As good as she is, she is a rank amateur at the backhanded threat when compared with the full frontal assault of the Nazis taking over Los Angeles, one beautiful street at a time. There are union organizing signs behind every bus stop on those streets, and both the radicals and the Pachucos are doing their best to maintain ownership. But when Agnes blows her cool and sizzles over into Magna, she burns her tag all over them. The urban destruction she leaves in her wake is a great effect, because it is in a more familiar area, but also because of the mystery it brings. We assume the people walking down the boulevard don’t see the Santa of the dark smashing windows, so what do they see? And what are they reacting to? Is this break between the para and the normal enough to bring dark forces into the light of reality?
The evils at the center of the City of Angels are mostly real demons. Magda doesn’t really have to push very far to bring out the corruption, ambition, oppression, or hatred in the pawns she’s moving directly. But even the ones who aren’t in her influence are ripe for all manner of temptation. Good cops do bad things without any help from her at all. Bad cops on the show are just waiting their turn. Sister Molly’s mother is obviously hiding something, and we get the feeling Molly herself is not as angelic as her voice. Sure, she wants to be normal, anonymous and free, but she still knows how to enslave a congregation, even if it’s one parishioner at a time. Magda has a very similar power as the Pachuco recruitment tool. She is positively magnetic, stirring her army of one, the brother of the opposition.

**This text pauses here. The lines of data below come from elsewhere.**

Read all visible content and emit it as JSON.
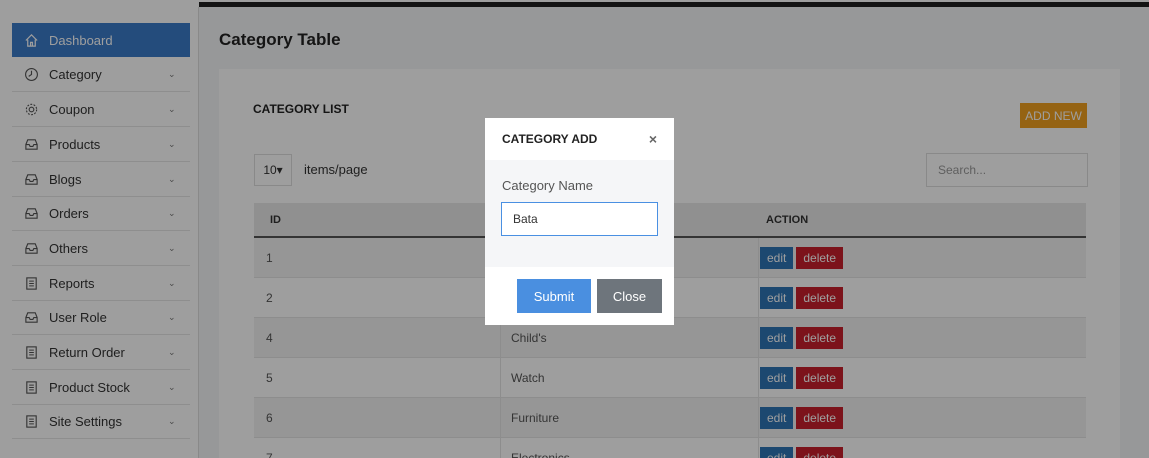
{
  "sidebar": {
    "items": [
      {
        "label": "Dashboard",
        "icon": "home-icon",
        "active": true
      },
      {
        "label": "Category",
        "icon": "clock-icon"
      },
      {
        "label": "Coupon",
        "icon": "gear-icon"
      },
      {
        "label": "Products",
        "icon": "inbox-icon"
      },
      {
        "label": "Blogs",
        "icon": "inbox-icon"
      },
      {
        "label": "Orders",
        "icon": "inbox-icon"
      },
      {
        "label": "Others",
        "icon": "inbox-icon"
      },
      {
        "label": "Reports",
        "icon": "clipboard-icon"
      },
      {
        "label": "User Role",
        "icon": "inbox-icon"
      },
      {
        "label": "Return Order",
        "icon": "clipboard-icon"
      },
      {
        "label": "Product Stock",
        "icon": "clipboard-icon"
      },
      {
        "label": "Site Settings",
        "icon": "clipboard-icon"
      }
    ],
    "chevron": "⌄"
  },
  "main": {
    "title": "Category Table",
    "card": {
      "title": "CATEGORY LIST",
      "add_new_label": "ADD NEW",
      "per_page_value": "10▾",
      "per_page_label": "items/page",
      "search_placeholder": "Search..."
    },
    "table": {
      "headers": {
        "id": "ID",
        "name": "",
        "action": "ACTION"
      },
      "rows": [
        {
          "id": "1",
          "name": ""
        },
        {
          "id": "2",
          "name": ""
        },
        {
          "id": "4",
          "name": "Child's"
        },
        {
          "id": "5",
          "name": "Watch"
        },
        {
          "id": "6",
          "name": "Furniture"
        },
        {
          "id": "7",
          "name": "Electronics"
        }
      ],
      "edit_label": "edit",
      "delete_label": "delete"
    }
  },
  "modal": {
    "title": "CATEGORY ADD",
    "close_symbol": "×",
    "field_label": "Category Name",
    "field_value": "Bata",
    "submit_label": "Submit",
    "close_label": "Close"
  },
  "colors": {
    "sidebar_active": "#3a7bc8",
    "add_new": "#f0a020",
    "edit": "#2e74b5",
    "delete": "#c8202c",
    "submit": "#4a8fe0",
    "close": "#6e757c"
  }
}
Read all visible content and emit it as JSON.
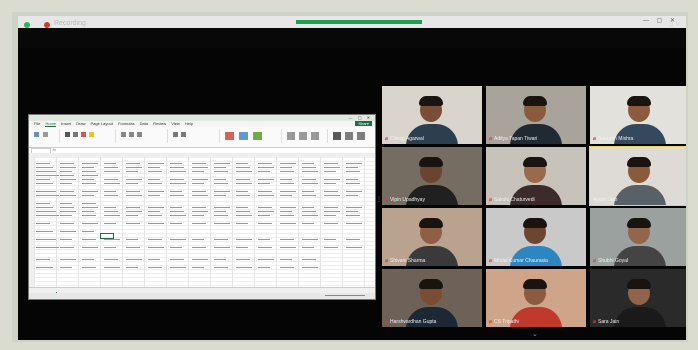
{
  "window": {
    "title": "",
    "system_icons": "— ▢ ✕"
  },
  "meeting": {
    "recording_label": "Recording",
    "view_label": "▯ V"
  },
  "excel": {
    "file_name": "",
    "menu": [
      "File",
      "Home",
      "Insert",
      "Draw",
      "Page Layout",
      "Formulas",
      "Data",
      "Review",
      "View",
      "Help"
    ],
    "active_menu": "Home",
    "share_label": "Share",
    "sheets": [
      "",
      "",
      "",
      ""
    ],
    "active_sheet_index": 3
  },
  "participants": [
    {
      "name": "Chirag Agarwal",
      "muted": true,
      "bg": "#d9d5cc",
      "skin": "#7a4e35",
      "shirt": "#2c3e50"
    },
    {
      "name": "Aditya Tapan Tiwari",
      "muted": true,
      "bg": "#a9a49b",
      "skin": "#8a5a3c",
      "shirt": "#1f2a33"
    },
    {
      "name": "Saurabh Mishra",
      "muted": true,
      "bg": "#e3e1dc",
      "skin": "#8d5b3d",
      "shirt": "#34495e"
    },
    {
      "name": "Vipin Upadhyay",
      "muted": true,
      "bg": "#756c62",
      "skin": "#6b4430",
      "shirt": "#202020"
    },
    {
      "name": "Sakshi Chaturvedi",
      "muted": true,
      "bg": "#c7c2ba",
      "skin": "#9a6a4c",
      "shirt": "#3b2b2b"
    },
    {
      "name": "Ayush Jain",
      "muted": false,
      "bg": "#dedbd6",
      "skin": "#8b5a3b",
      "shirt": "#596066"
    },
    {
      "name": "Shivani Sharma",
      "muted": true,
      "bg": "#b9a38f",
      "skin": "#8e5f43",
      "shirt": "#3a3a3a"
    },
    {
      "name": "Mridul Kumar Chaurasia",
      "muted": true,
      "bg": "#c9c9c9",
      "skin": "#6d4632",
      "shirt": "#2e86c1"
    },
    {
      "name": "Shubhi Goyal",
      "muted": true,
      "bg": "#9aa19f",
      "skin": "#93654a",
      "shirt": "#444444"
    },
    {
      "name": "Harshvardhan Gupta",
      "muted": true,
      "bg": "#6e6258",
      "skin": "#7b4c34",
      "shirt": "#1c2833"
    },
    {
      "name": "CS Tripathi",
      "muted": true,
      "bg": "#cfa58a",
      "skin": "#8c5a3e",
      "shirt": "#c0392b"
    },
    {
      "name": "Sara Jain",
      "muted": true,
      "bg": "#2a2a2a",
      "skin": "#90634a",
      "shirt": "#1a1a1a"
    }
  ],
  "colors": {
    "share_strip": "#1aa34a",
    "recording_dot": "#d23b2f",
    "excel_green": "#1d6f42",
    "active_speaker": "#e8d75c"
  }
}
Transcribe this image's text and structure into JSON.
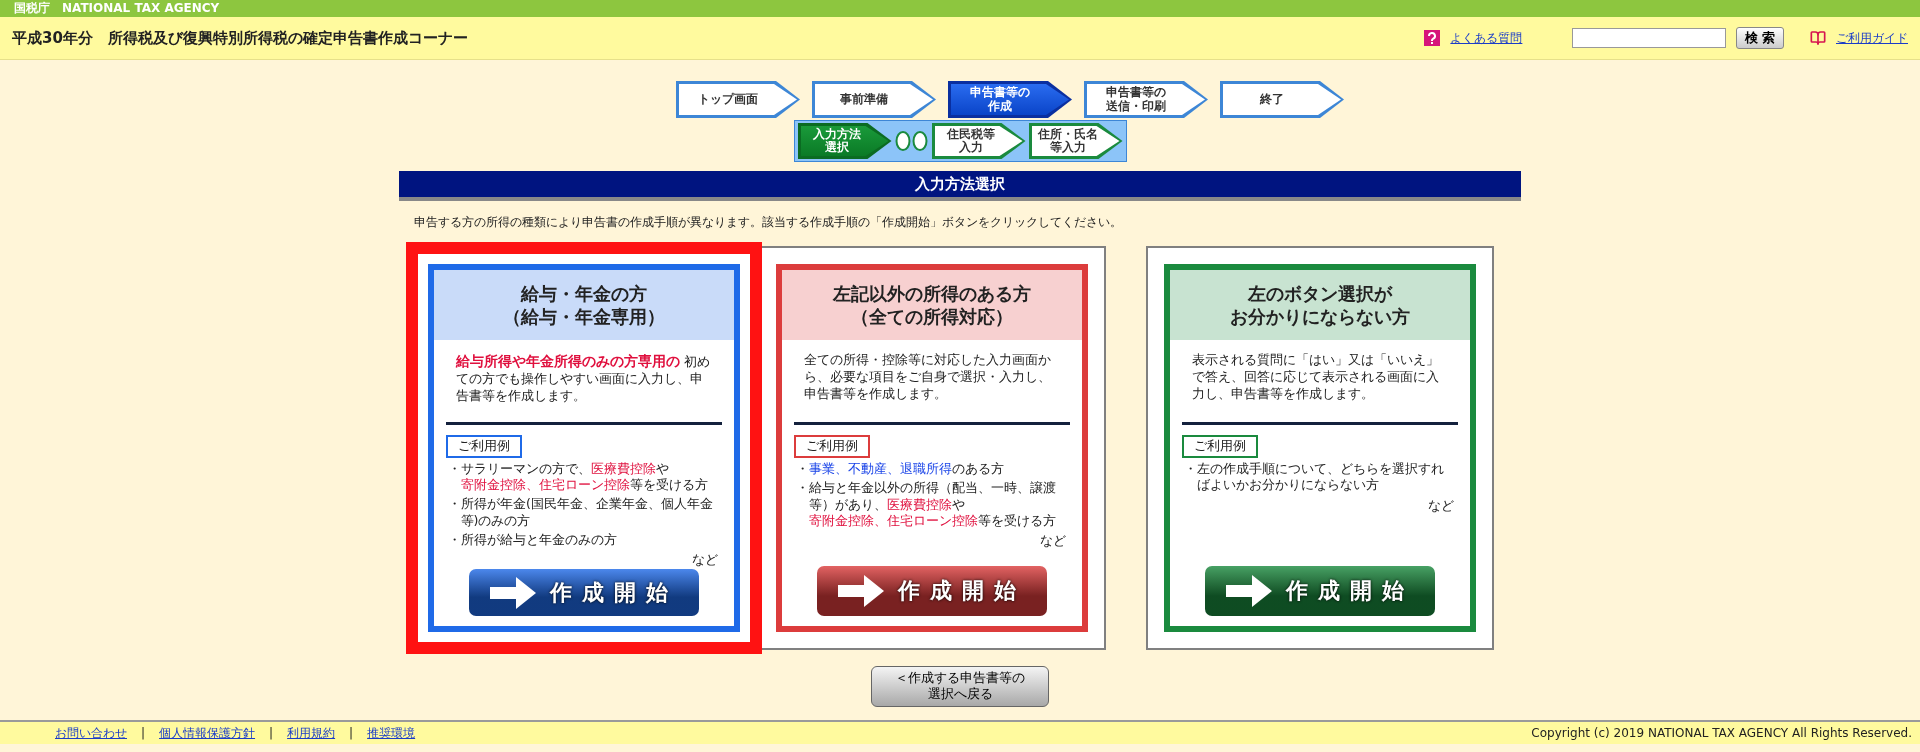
{
  "agency_bar": {
    "label": "国税庁　NATIONAL TAX AGENCY"
  },
  "header": {
    "title": "平成30年分　所得税及び復興特別所得税の確定申告書作成コーナー",
    "faq_link": "よくある質問",
    "search_button": "検 索",
    "guide_link": "ご利用ガイド"
  },
  "steps": [
    {
      "label": "トップ画面",
      "selected": false
    },
    {
      "label": "事前準備",
      "selected": false
    },
    {
      "label": [
        "申告書等の",
        "作成"
      ],
      "selected": true
    },
    {
      "label": [
        "申告書等の",
        "送信・印刷"
      ],
      "selected": false
    },
    {
      "label": "終了",
      "selected": false
    }
  ],
  "sub_steps": [
    {
      "label": [
        "入力方法",
        "選択"
      ],
      "selected": true
    },
    {
      "label": [
        "住民税等",
        "入力"
      ],
      "selected": false
    },
    {
      "label": [
        "住所・氏名",
        "等入力"
      ],
      "selected": false
    }
  ],
  "section_title": "入力方法選択",
  "instruction": "申告する方の所得の種類により申告書の作成手順が異なります。該当する作成手順の「作成開始」ボタンをクリックしてください。",
  "cards": [
    {
      "color": "#1f6ae8",
      "focused": true,
      "title": [
        "給与・年金の方",
        "（給与・年金専用）"
      ],
      "description": [
        {
          "text": "給与所得や年金所得のみの方専用の",
          "kind": "strong"
        },
        {
          "text": " 初めての方でも操作しやすい画面に入力し、申告書等を作成します。",
          "kind": "plain"
        }
      ],
      "examples_label": "ご利用例",
      "examples": [
        [
          {
            "text": "・サラリーマンの方で、",
            "kind": "plain"
          },
          {
            "text": "医療費控除",
            "kind": "red"
          },
          {
            "text": "や",
            "kind": "plain"
          },
          {
            "text": "寄附金控除、住宅ローン控除",
            "kind": "red"
          },
          {
            "text": "等を受ける方",
            "kind": "plain"
          }
        ],
        [
          {
            "text": "・所得が年金(国民年金、企業年金、個人年金等)のみの方",
            "kind": "plain"
          }
        ],
        [
          {
            "text": "・所得が給与と年金のみの方",
            "kind": "plain"
          }
        ]
      ],
      "etc": "など",
      "start_button": "作成開始"
    },
    {
      "color": "#dc3c3c",
      "focused": false,
      "title": [
        "左記以外の所得のある方",
        "（全ての所得対応）"
      ],
      "description": [
        {
          "text": "全ての所得・控除等に対応した入力画面から、必要な項目をご自身で選択・入力し、申告書等を作成します。",
          "kind": "plain"
        }
      ],
      "examples_label": "ご利用例",
      "examples": [
        [
          {
            "text": "・",
            "kind": "plain"
          },
          {
            "text": "事業、不動産、退職所得",
            "kind": "blue"
          },
          {
            "text": "のある方",
            "kind": "plain"
          }
        ],
        [
          {
            "text": "・給与と年金以外の所得（配当、一時、譲渡等）があり、",
            "kind": "plain"
          },
          {
            "text": "医療費控除",
            "kind": "red"
          },
          {
            "text": "や",
            "kind": "plain"
          },
          {
            "text": "寄附金控除、住宅ローン控除",
            "kind": "red"
          },
          {
            "text": "等を受ける方",
            "kind": "plain"
          }
        ]
      ],
      "etc": "など",
      "start_button": "作成開始"
    },
    {
      "color": "#1a8a3e",
      "focused": false,
      "title": [
        "左のボタン選択が",
        "お分かりにならない方"
      ],
      "description": [
        {
          "text": "表示される質問に「はい」又は「いいえ」で答え、回答に応じて表示される画面に入力し、申告書等を作成します。",
          "kind": "plain"
        }
      ],
      "examples_label": "ご利用例",
      "examples": [
        [
          {
            "text": "・左の作成手順について、どちらを選択すればよいかお分かりにならない方",
            "kind": "plain"
          }
        ]
      ],
      "etc": "など",
      "start_button": "作成開始"
    }
  ],
  "back_button": [
    "＜作成する申告書等の",
    "選択へ戻る"
  ],
  "footer": {
    "items": [
      {
        "text": "お問い合わせ",
        "kind": "link"
      },
      {
        "text": "|",
        "kind": "separator"
      },
      {
        "text": "個人情報保護方針",
        "kind": "link"
      },
      {
        "text": "|",
        "kind": "separator"
      },
      {
        "text": "利用規約",
        "kind": "link"
      },
      {
        "text": "|",
        "kind": "separator"
      },
      {
        "text": "推奨環境",
        "kind": "link"
      }
    ],
    "copyright": "Copyright (c) 2019 NATIONAL TAX AGENCY All Rights Reserved."
  }
}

The only reason men hide anything is because of money or pussy, Lewis tells Tiago over gimlets. Magda finds a way to put a different spin on this which is suitable for framing. “Wicked Old World” is, once again, far more rooted in the evils of city planning than sacred architecture. Penny Dreadful: City of Angels limits the sickness of the soul on earth because there’s no scurvy in heaven.